A dissatisfied client takes his complaints to the public forum by publishing statements calling your product junk and your operation a joke. A competitor slams your business on an online forum, accusing your firm of producing dangerous products.
How do you defend yourself, and do you have a case for a lawsuit?
“The Internet opens up a worldwide web of opportunity for people to publish their opinions about anything and everything, says Ian Simpson, a shareholder specializing in liability and defamation at Garan Lucow. And once alleged defamatory statements are published, the damage is already done.
“Deciding whether to move ahead with a lawsuit requires analyzing whether you have a legal basis for an action because you have to prove all of the elements of a claim and understand that it often takes a lot of resources to pursue the case.”
Smart Business spoke with Simpson about defamation, how free speech is protected and when to take action against a party that is making defamatory statements about your business or product.
What is defamation?
Generally, defamation is a false accusation of wrongful conduct, or a malicious misrepresentation of someone or some entity’s words or actions that is published to third parties, causing damage. Libel is the written form of defamation, and slander is the verbal form. Classic examples of defamation where damages are presumed include lack of chastity or criminal conduct. Defamation includes untrue statements with defamatory meaning that could harm a reputation, generally without charging criminality or lack of chastity. In most cases, damages have to be proven rather than presumed. The statements must be published and available to the public — not merely be stated in a confidential document — resulting in damage.
What defenses are used to protect those charged with defamation?
Truth is generally a defense under the First Amendment of the United States Constitution. Most matters of opinion are protected against claims of defamation, as such statements cannot be proven as true or false. For example, ‘In my opinion, Company X’s products are not high quality’ is a protected statement. Further, in the United States, public figures, celebrities, politicians and others who put themselves in the public spotlight are generally unable to sue for defamation unless they can prove the statements were made with actual malice.
Is a business owner considered a public figure?
Another area where statements are generally protected, unless actual malice is found, are matters of public interest. A private company may be involved in a public dispute of interest to consumers. This essentially places it in an arena similar to that of a ‘public figure’ because policy favors granting increased protections to statements made in controversies of interest to the public. Say a company is involved in coal mining and environmental safety. Because this issue is of public interest, alleged defamatory statements become a matter of public concern and are protected under the law unless malice is proven.
How has the Internet impacted companies’ vulnerability to defamatory statements?
The Internet essentially gives the public a speakerphone to air opinions online, and those statements are protected as long as they are expressly stated as opinion and not made with malicious intent. Further, federal law generally protects businesses that merely serve as online conduits for the statements of others (online review sites, for example) are generally protected against claims of defamation, although the maker of the comment may still be liable. Similarly, most blog sites, if not the posts themselves, are protected by law.

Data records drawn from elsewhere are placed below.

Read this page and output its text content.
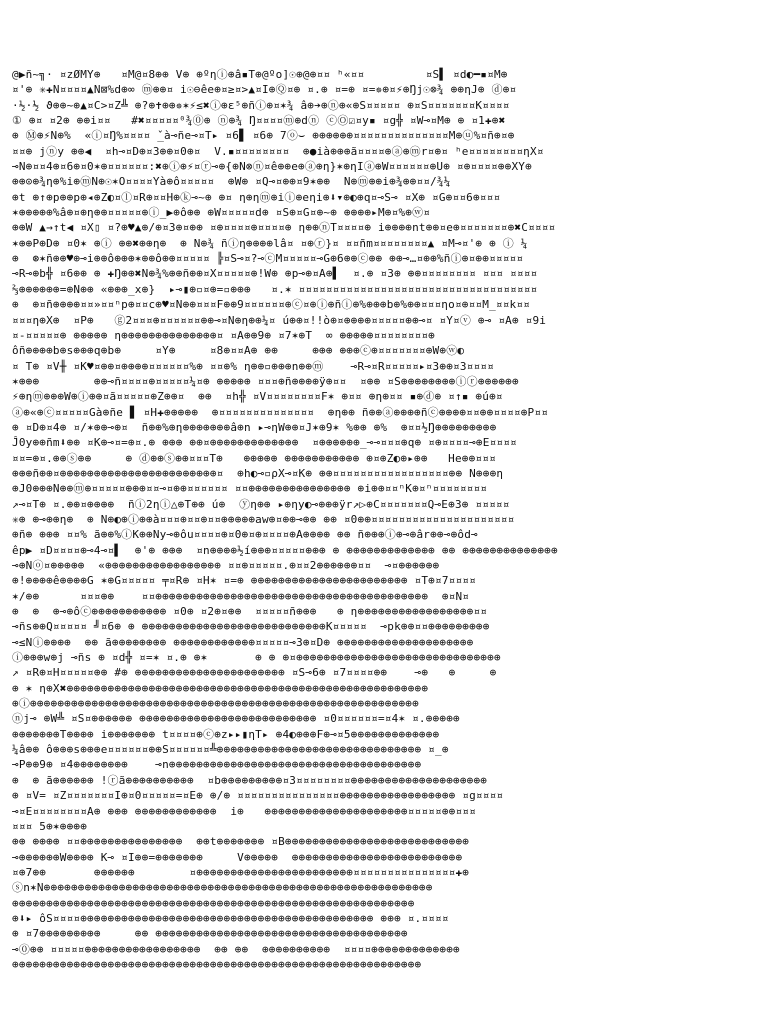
@▶ñ~╗· ¤zØMY⊕   ¤M@¤8⊕⊕ V⊕ ⊕ºηⓘ⊕â▪T⊕@ºo]☉⊕@⊕¤¤ ʰ«¤¤         ¤S▌ ¤d◐━▪¤M⊕
¤'⊕ ✳✚N¤¤¤¤▲N⊠%d⊕∞ ⓜ⊕⊕¤ i☉⊖êe⊕¤≥¤>▲¤I⊕Ⓠ¤⊕ ¤.⊕ ¤=⊕ ¤=✵⊕¤⚡⊕Ŋj☉⊗¾ ⊕⊕ηJ⊕ ⓓ⊕¤
·½·½ ϑ⊕⊕~⊕▲¤C>¤Z╩ ⊕?⊕✝⊕⊕✵✶⚡≤✖ⓘ⊕ε⁵⊕ñⓘ⊕¤✶¾ â⊕➔⊕ⓝ⊕«⊕S¤¤¤¤¤ ⊕¤S¤¤¤¤¤¤¤K¤¤¤¤
① ⊕¤ ¤2⊕ ⊕⊕i¤¤   #✖¤¤¤¤¤⁰¾⓪⊕ ⓝ⊕¾ Ŋ¤¤¤¤ⓜ⊕dⓝ ⓒⓄ☑¤y▪ ¤g╬ ¤W⊸¤M⊕ ⊕ ¤1✚⊕✖
⊕ Ⓜ⊕⚡N⊕%  «ⓘ¤Ŋ%¤¤¤¤ ̌_à⊸ñe⊸¤T▸ ¤6▋ ¤6⊕ 7ⓞ⌣ ⊕⊕⊕⊕⊕⊕¤¤¤¤¤¤¤¤¤¤¤¤¤¤M⊕ⓤ%¤ñ⊕¤⊕
¤¤⊕ jⓝy ⊕⊕◀  ¤h⊸¤D⊕¤3⊕⊕¤0⊕¤  V.▪¤¤¤¤¤¤¤¤  ⊕●ià⊕⊕⊕ã¤¤¤¤⊕ⓐ⊕ⓜr¤⊕¤ ʰe¤¤¤¤¤¤¤¤ηX¤
⊸N⊕¤¤4⊕¤6⊕¤0✶⊕¤¤¤¤¤¤:✖⊕ⓘ⊕⚡¤ⓡ⊸⊕{⊕N⊗ⓝ¤ê⊕⊕e⊕ⓐ⊕η}✶⊕ηIⓐ⊕W¤¤¤¤¤¤⊕U⊕ ¤⊕¤¤¤¤⊕⊕XY⊕
⊕⊕⊙⊕¾η⊕%i⊕ⓜN⊕☉✶O¤¤¤¤Yà⊕ô¤¤¤¤¤  ⊕W⊕ ¤Q⊸¤⊕⊕¤9✶⊕⊕  N⊕ⓜ⊕⊕i⊕¾⊕⊕¤¤/¾¼
⊕t ⊕↑⊕p⊕⊕p⊕◂⊕Z◐¤ⓛ¤R⊕¤¤H⊕ⓚ⊸~⊕ ⊕¤ η⊕ηⓜ⊕iⓘ⊕eηi⊕⬇▾⊕◐⊕q¤⊸S⊸ ¤X⊕ ¤G⊕¤¤6⊕¤¤¤
✶⊕⊕⊕⊕⊕%â⊕¤⊕η⊕⊕¤¤¤¤¤⊕ⓘ_▶⊕ô⊕⊕ ⊕W¤¤¤¤¤d⊕ ¤S⊕¤G¤⊕~⊕ ⊕⊕⊕⊕▸M⊕¤%⊕ⓦ¤
⊕⊕W ▲→↑t◀ ¤X▯ ¤?⊕♥▲⊕/⊕¤3⊕¤⊕⊕ ¤⊕¤¤¤¤⊕¤¤¤¤⊕ η⊕⊕ⓝT¤¤¤¤⊕ i⊕⊕⊕⊕nt⊕⊕¤e⊕¤¤¤¤¤¤¤⊕✖C¤¤¤¤
✶⊕⊕P⊕D⊕ ¤0✶ ⊕ⓘ ⊕⊕✖⊕⊕η⊕  ⊕ N⊕¾ ñⓘη⊕⊕⊕⊕lâ¤ ¤⊕ⓡ}¤ ¤¤ñm¤¤¤¤¤¤¤¤▲ ¤M⊸¤'⊕ ⊕ ⓘ ¼
⊕  ⊛✶ñ⊕⊕♥⊕⊸i⊕⊕ô⊕⊕⊕✶⊕⊕ô⊕⊕¤¤¤¤¤ ╠¤S⊸¤?⊸ⓒM¤¤¤¤¤⊸G⊕6⊕⊕ⓒ⊕⊕ ⊕⊕⊸…¤⊕⊕%ñⓘ⊕¤⊕⊕¤¤¤¤¤
⊸R⊸⊕b╬ ¤6⊕⊕ ⊕ ✚Ŋ⊕⊕✖N⊕¾%⊕⊕ñ⊕⊕¤X¤¤¤¤¤⊕!W⊕ ⊕p⊸⊕¤A⊕▌  ¤.⊕ ¤3⊕ ⊕⊕¤¤¤¤¤¤¤¤ ¤¤¤ ¤¤¤¤
⅔⊕⊕⊕⊕⊕⊕=⊕N⊕⊕ «⊕⊕⊕_x⊕}  ▸⊸▮⊕▫¤⊕=▫⊕⊕⊕   ¤.✶ ¤¤¤¤¤¤¤¤¤¤¤¤¤¤¤¤¤¤¤¤¤¤¤¤¤¤¤¤¤¤¤¤¤¤¤
⊕  ⊕¤ñ⊕⊕⊕⊕¤¤»¤¤ⁿp⊕¤¤c⊕♥¤N⊕⊕¤¤¤F⊕⊕9¤¤¤¤¤¤⊕ⓒ¤⊕ⓘ⊕ñⓘ⊕%⊕⊕⊕b⊕%⊕⊕¤¤¤ηo¤⊕¤¤M_¤¤k¤¤
¤¤¤η⊕X⊕  ¤P⊕   ⓖ2¤¤¤⊕¤¤¤¤¤¤⊕⊕⊸¤N⊕η⊕⊕¼¤ ú⊕⊕¤!!ò⊕¤⊕⊕⊕⊕¤¤¤¤¤⊕⊕⊸¤ ¤Y¤ⓥ ⊕⊸ ¤A⊕ ¤9i
¤-¤¤¤¤¤⊕ ⊕⊕⊕⊕⊕ η⊕⊕⊕⊕⊕⊕⊕⊕⊕⊕⊕⊕⊕⊕¤ ¤A⊕⊕9⊕ ¤7✶⊕T  ∞ ⊕⊕⊕⊕⊕¤¤¤¤¤¤¤¤⊕
ôñ⊕⊕⊕⊕b⊕s⊕⊕⊕q⊕b⊕     ¤Y⊕     ¤8⊕¤¤A⊕ ⊕⊕     ⊕⊕⊕ ⊕⊕⊕ⓒ⊕¤¤¤¤¤¤¤⊕W⊕ⓦ◐
¤ T⊕ ¤V╫ ¤K♥¤⊕⊕¤⊕⊕⊕⊕¤¤¤¤¤¤%⊕ ¤¤⊕% η⊕⊕▫⊕⊕⊕n⊕⊕ⓜ    ⊸R⊸¤R¤¤¤¤¤▸¤3⊕⊕¤3¤¤¤¤
✶⊕⊕⊕        ⊕⊕⊸ñ¤¤¤¤⊕¤¤¤¤¤¼¤⊕ ⊕⊕⊕⊕⊕ ¤¤¤⊕ñ⊕⊕⊕⊕ÿ⊕¤¤  ¤⊕⊕ ¤S⊕⊕⊕⊕⊕⊕⊕⊕ⓘⓡ⊕⊕⊕⊕⊕⊕
⚡⊕ηⓜ⊕⊕⊕W⊕ⓘ⊕⊕¤ã¤¤¤¤¤⊕Z⊕⊕¤  ⊕⊕  ¤h╬ ¤V¤¤¤¤¤¤¤¤F✶ ⊕¤¤ ⊕η⊕¤¤ ▪⊕ⓓ⊕ ¤↑▪ ⊕ú⊕¤
ⓐ⊕«⊕ⓒ¤¤¤¤¤Gà⊕ñe ▋ ¤H✚⊕⊕⊕⊕⊕  ⊕¤¤¤¤¤¤¤¤¤¤¤¤¤¤  ⊕η⊕⊕ ñ⊕⊕ⓐ⊕⊕⊕⊕ñⓒ⊕⊕⊕⊕¤¤⊕⊕¤¤¤¤⊕P¤¤
⊕ ¤D⊕¤4⊕ ¤/✶⊕⊕⊸⊕¤  ñ⊕⊕%⊕η⊕⊕⊕⊕⊕⊕⊕â⊕n ▸⊸ηW⊕⊕¤J✶⊕9✶ %⊕⊕ ⊕%  ⊕¤¤½Ŋ⊕⊕⊕⊕⊕⊕⊕⊕⊕
Ĵ0y⊕⊕ñm⬇⊕⊕ ¤K⊕⊸¤=⊕¤.⊕ ⊕⊕⊕ ⊕⊕¤⊕⊕⊕⊕⊕⊕⊕⊕⊕⊕⊕⊕⊕  ¤⊕⊕⊕⊕⊕⊕_⊸⊸¤¤¤⊕q⊕ ¤⊕¤¤¤¤⊸⊕E¤¤¤¤
¤¤=⊕¤.⊕⊕ⓢ⊕⊕     ⊕ ⓓ⊕⊕ⓢ⊕⊕¤¤¤T⊕   ⊕⊕⊕⊕⊕ ⊕⊕⊕⊕⊕⊕⊕⊕⊕⊕⊕ ⊕¤⊕Z◐⊕▸⊕⊕   He⊕⊕¤¤¤
⊕⊕⊕ñ⊕⊕¤⊕⊕⊕⊕⊕⊕⊕⊕⊕⊕⊕⊕⊕⊕⊕⊕⊕⊕⊕⊕⊕⊕⊕¤  ⊕h◐⊸▫ρX⊸¤K⊕ ⊕⊕¤¤¤¤¤¤¤¤¤¤¤¤¤¤¤¤¤⊕⊕ N⊕⊕⊕η
⊕J0⊕⊕⊕N⊕⊕ⓜ⊕¤¤¤¤¤⊕⊕⊕¤¤⊸¤⊕⊕¤¤¤¤¤¤ ¤¤⊕⊕⊕⊕⊕⊕⊕⊕⊕⊕⊕⊕⊕⊕⊕ ⊕i⊕⊕¤¤ⁿK⊕¤ⁿ¤¤¤¤¤¤¤¤
↗⊸¤T⊕ ¤.⊕⊕¤⊕⊕⊕⊕  ñⓘ2ηⓘ△⊕T⊕⊕ ú⊕  ⓨη⊕⊕ ▸⊕ηy◐⊸⊕⊕⊕ÿr↗▷⊕C¤¤¤¤¤¤¤Q⊸E⊕3⊕ ¤¤¤¤¤
✳⊕ ⊕⊸⊕⊕η⊕  ⊕ N⊕◐⊕ⓘ⊕⊕à¤¤¤⊕¤¤⊕¤¤⊕⊕⊕⊕⊕aw⊕¤⊕⊕⊸⊕⊕ ⊕⊕ ¤0⊕⊕¤¤¤¤¤¤¤¤¤¤¤¤¤¤¤¤¤¤¤¤¤
⊕ñ⊕ ⊕⊕⊕ ¤¤% ã⊕⊕%ⓘK⊕⊕Ny⊸⊕ôu¤¤¤¤⊕¤0⊕¤⊕¤¤¤¤⊕A⊕⊕⊕⊕ ⊕⊕ ñ⊕⊕⊕ⓘ⊕⊸⊕âr⊕⊕⊸⊕ôd⊸
êp▶ ¤D¤¤¤¤⊕⊸4⊸¤▌  ⊕'⊕ ⊕⊕⊕  ¤n⊕⊕⊕⊕½í⊕⊕⊕¤¤¤¤¤⊕⊕⊕ ⊕ ⊕⊕⊕⊕⊕⊕⊕⊕⊕⊕⊕⊕⊕ ⊕⊕ ⊕⊕⊕⊕⊕⊕⊕⊕⊕⊕⊕⊕⊕⊕
⊸⊕Nⓞ¤⊕⊕⊕⊕⊕  «⊕⊕⊕⊕⊕⊕⊕⊕⊕⊕⊕⊕⊕⊕⊕⊕⊕ ¤¤⊕¤¤¤¤¤.⊕¤¤2⊕⊕⊕⊕⊕⊕¤¤  ⊸¤⊕⊕⊕⊕⊕⊕
⊕!⊕⊕⊕⊕ê⊕⊕⊕⊕G ✶⊕G¤¤¤¤¤ ╤¤R⊕ ¤H✶ ¤=⊕ ⊕⊕⊕⊕⊕⊕⊕⊕⊕⊕⊕⊕⊕⊕⊕⊕⊕⊕⊕⊕⊕⊕⊕ ¤T⊕¤7¤¤¤¤
✶/⊕⊕      ¤¤¤⊕⊕    ¤¤⊕⊕⊕⊕⊕⊕⊕⊕⊕⊕⊕⊕⊕⊕⊕⊕⊕⊕⊕⊕⊕⊕⊕⊕⊕⊕⊕⊕⊕⊕⊕⊕⊕⊕⊕⊕⊕⊕⊕⊕  ⊕¤N¤
⊕  ⊕  ⊕⊸⊕ôⓒ⊕⊕⊕⊕⊕⊕⊕⊕⊕⊕⊕ ¤0⊕ ¤2⊕¤⊕⊕  ¤¤¤¤¤ñ⊕⊕⊕   ⊕ η⊕⊕⊕⊕⊕⊕⊕⊕⊕⊕⊕⊕⊕⊕⊕⊕⊕¤¤
⊸ñs⊕⊕Q¤¤¤¤¤ ╝¤6⊕ ⊕ ⊕⊕⊕⊕⊕⊕⊕⊕⊕⊕⊕⊕⊕⊕⊕⊕⊕⊕⊕⊕⊕⊕⊕⊕⊕⊕⊕K¤¤¤¤¤  ⊸pk⊕⊕¤¤⊕⊕⊕⊕⊕⊕⊕⊕⊕
⊸≤Nⓘ⊕⊕⊕⊕  ⊕⊕ ã⊕⊕⊕⊕⊕⊕⊕⊕ ⊕⊕⊕⊕⊕⊕⊕⊕⊕⊕⊕⊕¤¤¤¤¤⊸3⊕¤D⊕ ⊕⊕⊕⊕⊕⊕⊕⊕⊕⊕⊕⊕⊕⊕⊕⊕⊕⊕⊕⊕
ⓘ⊕⊕⊕w⊕j ⊸ñs ⊕ ¤d╬ ¤=✶ ¤.⊕ ⊕✶       ⊕ ⊕ ⊕¤⊕⊕⊕⊕⊕⊕⊕⊕⊕⊕⊕⊕⊕⊕⊕⊕⊕⊕⊕⊕⊕⊕⊕⊕⊕⊕⊕⊕⊕⊕
↗ ¤R⊕¤H¤¤¤¤¤⊕⊕ #⊕ ⊕⊕⊕⊕⊕⊕⊕⊕⊕⊕⊕⊕⊕⊕⊕⊕⊕⊕⊕⊕⊕⊕ ¤S⊸6⊕ ¤7¤¤¤¤⊕⊕    ⊸⊕   ⊕     ⊕
⊕ ✶ η⊕X✖⊕⊕⊕⊕⊕⊕⊕⊕⊕⊕⊕⊕⊕⊕⊕⊕⊕⊕⊕⊕⊕⊕⊕⊕⊕⊕⊕⊕⊕⊕⊕⊕⊕⊕⊕⊕⊕⊕⊕⊕⊕⊕⊕⊕⊕⊕⊕⊕⊕⊕⊕⊕⊕
⊕ⓘ⊕⊕⊕⊕⊕⊕⊕⊕⊕⊕⊕⊕⊕⊕⊕⊕⊕⊕⊕⊕⊕⊕⊕⊕⊕⊕⊕⊕⊕⊕⊕⊕⊕⊕⊕⊕⊕⊕⊕⊕⊕⊕⊕⊕⊕⊕⊕⊕⊕⊕⊕⊕⊕⊕⊕⊕⊕
ⓝj⊸ ⊕W╩ ¤S¤⊕⊕⊕⊕⊕⊕ ⊕⊕⊕⊕⊕⊕⊕⊕⊕⊕⊕⊕⊕⊕⊕⊕⊕⊕⊕⊕⊕⊕⊕⊕⊕⊕ ¤0¤¤¤¤¤¤=¤4✶ ¤.⊕⊕⊕⊕⊕
⊕⊕⊕⊕⊕⊕⊕T⊕⊕⊕⊕ i⊕⊕⊕⊕⊕⊕⊕ t¤¤¤¤⊕ⓒ⊕z▸▸▮ηT▸ ⊕4◐⊕⊕⊕F⊕⊸¤5⊕⊕⊕⊕⊕⊕⊕⊕⊕⊕⊕⊕⊕
¼â⊕⊕ ô⊕⊕⊕s⊕⊕⊕e¤¤¤¤¤¤⊕⊕S¤¤¤¤¤¤╩⊕⊕⊕⊕⊕⊕⊕⊕⊕⊕⊕⊕⊕⊕⊕⊕⊕⊕⊕⊕⊕⊕⊕⊕⊕⊕⊕⊕⊕⊕ ¤_⊕
⊸P⊕⊕9⊕ ¤4⊕⊕⊕⊕⊕⊕⊕⊕    ⊸n⊕⊕⊕⊕⊕⊕⊕⊕⊕⊕⊕⊕⊕⊕⊕⊕⊕⊕⊕⊕⊕⊕⊕⊕⊕⊕⊕⊕⊕⊕⊕⊕⊕⊕⊕⊕⊕
⊕  ⊕ ã⊕⊕⊕⊕⊕⊕ !ⓡã⊕⊕⊕⊕⊕⊕⊕⊕⊕⊕  ¤b⊕⊕⊕⊕⊕⊕⊕⊕⊕¤3¤¤¤¤¤¤¤¤⊕⊕⊕⊕⊕⊕⊕⊕⊕⊕⊕⊕⊕⊕⊕⊕⊕⊕⊕⊕
⊕ ¤V= ¤Z¤¤¤¤¤¤¤I⊕¤0¤¤¤¤¤=¤E⊕ ⊕/⊕ ¤¤¤¤¤¤¤¤¤¤¤¤¤¤¤⊕⊕⊕⊕⊕⊕⊕⊕⊕⊕⊕⊕⊕⊕⊕⊕⊕ ¤g¤¤¤¤
⊸¤E¤¤¤¤¤¤¤¤A⊕ ⊕⊕⊕ ⊕⊕⊕⊕⊕⊕⊕⊕⊕⊕⊕⊕  i⊕   ⊕⊕⊕⊕⊕⊕⊕⊕⊕⊕⊕⊕⊕⊕⊕⊕⊕⊕⊕⊕⊕¤¤¤¤¤⊕⊕¤¤¤
¤¤¤ 5⊕✶⊕⊕⊕⊕
⊕⊕ ⊕⊕⊕⊕ ¤¤⊕⊕⊕⊕⊕⊕⊕⊕⊕⊕⊕⊕⊕⊕⊕  ⊕⊕t⊕⊕⊕⊕⊕⊕⊕ ¤B⊕⊕⊕⊕⊕⊕⊕⊕⊕⊕⊕⊕⊕⊕⊕⊕⊕⊕⊕⊕⊕⊕⊕⊕⊕⊕⊕
⊸⊕⊕⊕⊕⊕⊕W⊕⊕⊕⊕ K⊸ ¤I⊕⊕=⊕⊕⊕⊕⊕⊕⊕     V⊕⊕⊕⊕⊕  ⊕⊕⊕⊕⊕⊕⊕⊕⊕⊕⊕⊕⊕⊕⊕⊕⊕⊕⊕⊕⊕⊕⊕⊕⊕
¤⊕7⊕⊕       ⊕⊕⊕⊕⊕⊕        ¤⊕⊕⊕⊕⊕⊕⊕⊕⊕⊕⊕⊕⊕⊕⊕⊕⊕⊕⊕⊕⊕⊕⊕¤¤¤¤¤¤¤¤¤¤¤¤¤¤¤✚⊕
ⓢn✶N⊕⊕⊕⊕⊕⊕⊕⊕⊕⊕⊕⊕⊕⊕⊕⊕⊕⊕⊕⊕⊕⊕⊕⊕⊕⊕⊕⊕⊕⊕⊕⊕⊕⊕⊕⊕⊕⊕⊕⊕⊕⊕⊕⊕⊕⊕⊕⊕⊕⊕⊕⊕⊕⊕⊕⊕⊕
⊕⊕⊕⊕⊕⊕⊕⊕⊕⊕⊕⊕⊕⊕⊕⊕⊕⊕⊕⊕⊕⊕⊕⊕⊕⊕⊕⊕⊕⊕⊕⊕⊕⊕⊕⊕⊕⊕⊕⊕⊕⊕⊕⊕⊕⊕⊕⊕⊕⊕⊕⊕⊕⊕⊕⊕⊕⊕⊕
⊕⬇▸ ôS¤¤¤¤⊕⊕⊕⊕⊕⊕⊕⊕⊕⊕⊕⊕⊕⊕⊕⊕⊕⊕⊕⊕⊕⊕⊕⊕⊕⊕⊕⊕⊕⊕⊕⊕⊕⊕⊕⊕⊕⊕⊕⊕⊕⊕⊕ ⊕⊕⊕ ¤.¤¤¤¤
⊕ ¤7⊕⊕⊕⊕⊕⊕⊕⊕⊕     ⊕⊕ ⊕⊕⊕⊕⊕⊕⊕⊕⊕⊕⊕⊕⊕⊕⊕⊕⊕⊕⊕⊕⊕⊕⊕⊕⊕⊕⊕⊕⊕⊕⊕⊕⊕⊕⊕⊕⊕
⊸⓪⊕⊕ ¤¤¤¤¤⊕⊕⊕⊕⊕⊕⊕⊕⊕⊕⊕⊕⊕⊕⊕⊕⊕  ⊕⊕ ⊕⊕  ⊕⊕⊕⊕⊕⊕⊕⊕⊕⊕  ¤¤¤¤⊕⊕⊕⊕⊕⊕⊕⊕⊕⊕⊕⊕⊕
⊕⊕⊕⊕⊕⊕⊕⊕⊕⊕⊕⊕⊕⊕⊕⊕⊕⊕⊕⊕⊕⊕⊕⊕⊕⊕⊕⊕⊕⊕⊕⊕⊕⊕⊕⊕⊕⊕⊕⊕⊕⊕⊕⊕⊕⊕⊕⊕⊕⊕⊕⊕⊕⊕⊕⊕⊕⊕⊕⊕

Although companies that operate as mere forums are generally protected, there is no similar protection for a company that is not considered a forum of opinion that adopts, republishes or retains defamatory statements.
The crux of many defamation cases is how opinions are stated. They must be couched as opinions to be protected. Where a person or company has stated opinions as ‘fact,’ the risk of liability is greatly increased.
What are the first steps to stop a party from making defamatory statements?
First, consult with an attorney. Typically, an attorney will create a cease-and-desist letter expressly demanding the person or company making the alleged defamatory statements stop immediately. If the person or company does not stop voluntarily, a written demand for a retraction of the statements will be made.
A written demand for a retraction will set the stage for future litigation. If no retraction, published in a similar manner to the original statement, is made, additional damages may be obtained if a lawsuit is pursued. Note that the statute of limitations for a claim of defamation is one year from the date of the publication of the alleged defamatory statements, so aggrieved parties must act promptly to protect their rights to bring an action under the law.
How can a business protect itself from being the victim of a defamation suit?
Always discuss with an attorney strong matters of opinion or statements about competitors or matters of public interest before those statements are published. Also, consider bringing in a legal adviser to train employees on Internet commentary and what is permissible and acceptable. It is generally ill-advised to be interviewed for any publication without consideration of the potential for defamation that may exist in the making of casual comments in such interviews, and the right to review the interview to reconsider any such comments before publication is essential.
Defending a defamation suit can be expensive and can effectively destroy a business. We highly recommend companies in the publishing and Internet business carry insurance covering claims of alleged defamation.